2009 book by D. Bradford Hunt

Blueprint for Disaster: The Unraveling of Chicago Public Housing is a history of the public housing program in Chicago.

==Overview==
This book seeks to explain what went wrong with Chicago public housing through a detailed history. The reasons offered for the "disaster" include high youth-to-adult ratios, the loss of working-class families as more private sector housing became available, and high-rise design at Cabrini–Green and other infamous projects. Federal public housing administrators emphasized cost cutting in construction, which appeased Congressional critics of the program but led to a miserable quality of life for generations who had to live in high-rise towers.

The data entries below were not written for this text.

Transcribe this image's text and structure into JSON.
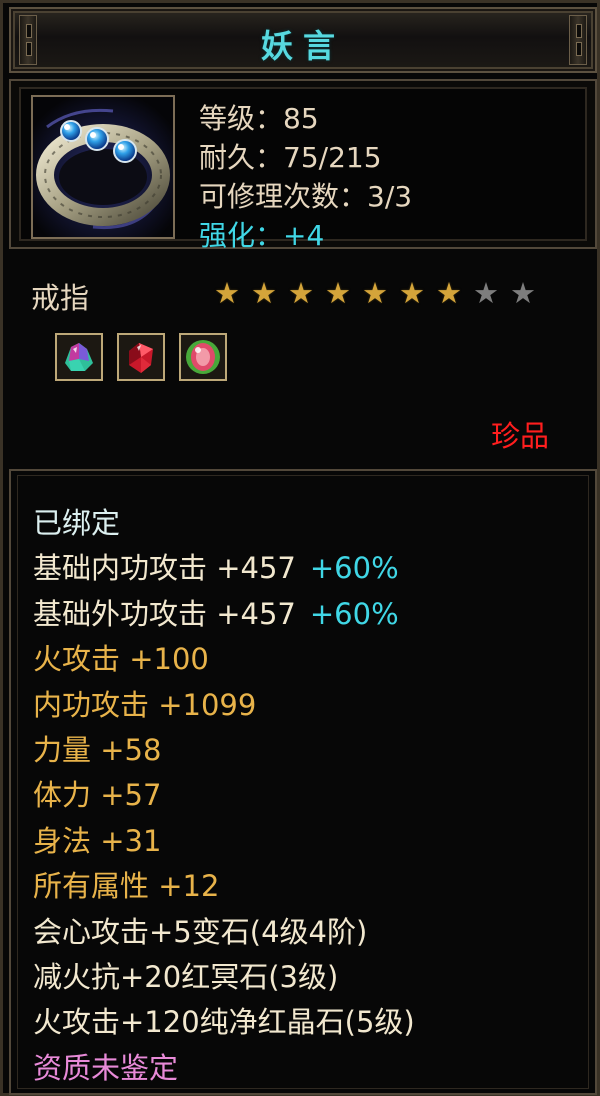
{
  "item": {
    "name": "妖言",
    "stats": {
      "level": "等级：85",
      "durability": "耐久：75/215",
      "repairs": "可修理次数：3/3",
      "enhance": "强化：+4"
    },
    "type": "戒指",
    "stars": {
      "filled": 7,
      "total": 9
    },
    "gems": [
      "rainbow-crystal-icon",
      "red-crystal-icon",
      "green-red-orb-icon"
    ],
    "quality": "珍品"
  },
  "attributes": {
    "bound": "已绑定",
    "base_inner": {
      "label": "基础内功攻击 +457",
      "pct": "+60%"
    },
    "base_outer": {
      "label": "基础外功攻击 +457",
      "pct": "+60%"
    },
    "fire_atk": "火攻击 +100",
    "inner_atk": "内功攻击 +1099",
    "strength": "力量 +58",
    "stamina": "体力 +57",
    "agility": "身法 +31",
    "all_attr": "所有属性 +12",
    "socket_1": "会心攻击+5变石(4级4阶)",
    "socket_2": "减火抗+20红冥石(3级)",
    "socket_3": "火攻击+120纯净红晶石(5级)",
    "aptitude": "资质未鉴定"
  },
  "colors": {
    "title": "#57d9e0",
    "enhance": "#40d7e6",
    "quality": "#ff1e1e",
    "gold_attr": "#e8b34a",
    "aptitude": "#e88ad8"
  }
}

According to Hunt, high youth-to-adult ratios caused chaos in the high-rise towers. In most Chicago neighborhoods, two adults supervise one child. In many public housing sites in Chicago, the ratio is one adult supervising two children. In one of the most crime-ridden, Robert Taylor Homes, the ratio was almost three children for every adult. More than 70% of the apartments built by the Chicago Housing Authority (CHA) from 1954 to 1964 had three or more bedrooms. Did high youth-to-adult ratio lead to crime? Elizabeth Taylor, reviewing the book for the Chicago Tribune, seems skeptical but finds that the book is still an important contribution to the literature.

The loss of the working class is another important theme. Prior to 1967, more than half of the residents of Chicago public housing worked. After 1967, the percentage steadily dropped until it reached approximately 10% in the 1980s. In an important observation, Mr. Hunt explains that when Chicago had a shortage of private sector housing (the 1940s and 1950), public housing was desirable. When private housing became readily available starting in the 1960s, the working class left public housing.

Design is a third theme. Many have written about high-rise design as a contributor to the decline of public housing, so there was a risk that the book would retread familiar ground here. Instead, Mr. Hunt digs into the historical records and unearths some gems tying the design of the Chicago buildings to the cost-cutting obsessions of Washington bureaucrats. Cost cutting first became a political football back in the 1930s when Senator Harry Byrd added construction cost limits to the original public housing statute. Nathan Strauss and John Taylor Egan are federal administrators who are portrayed as driving the design train and running the public housing program into the ground. Their obsession with cost-cutting led them to promote 50 units per acre as the ideal density, with site plans that emphasized long, narrow and tall buildings to minimize sitework cost. While the Corbusier modernism fad might have been a factor in the design decisions, a much more important factor was the construction cost limits imposed by the federal administrators of the public housing program. The public housing program train runs so far off the tracks that Mayor Richard J. Daley begs Congress to put an end to the cost-cutting so he can build normal Chicago communities with the federal program.

The final chapters, on the Gautreaux public housing desegregation case and the rebirth of public housing, cover the messy attempts to remedy Chicago public housing. The lawyer who filed the Gautreaux lawsuit in the 1960s and battled it out for more than 30 years, Alexander Polikoff, is portrayed as a crusader who faced opposition from both the white establishment (especially Mayor Richard J. Daley) and black community activists. Polikoff has fought for Chicago to open all of its neighborhoods to subsidized African-American families, a fight that has drawn many opponents over the years. The final chapter offers a fairly balanced perspective on the effort to rebuild Chicago public housing in the 1990s through a "Plan for Transformation." Hunt views the transformation effort as important in acknowledging the failure of high-rise public housing, but the book recognizes that the plan's implementation may not be kind to the poorest of the poor.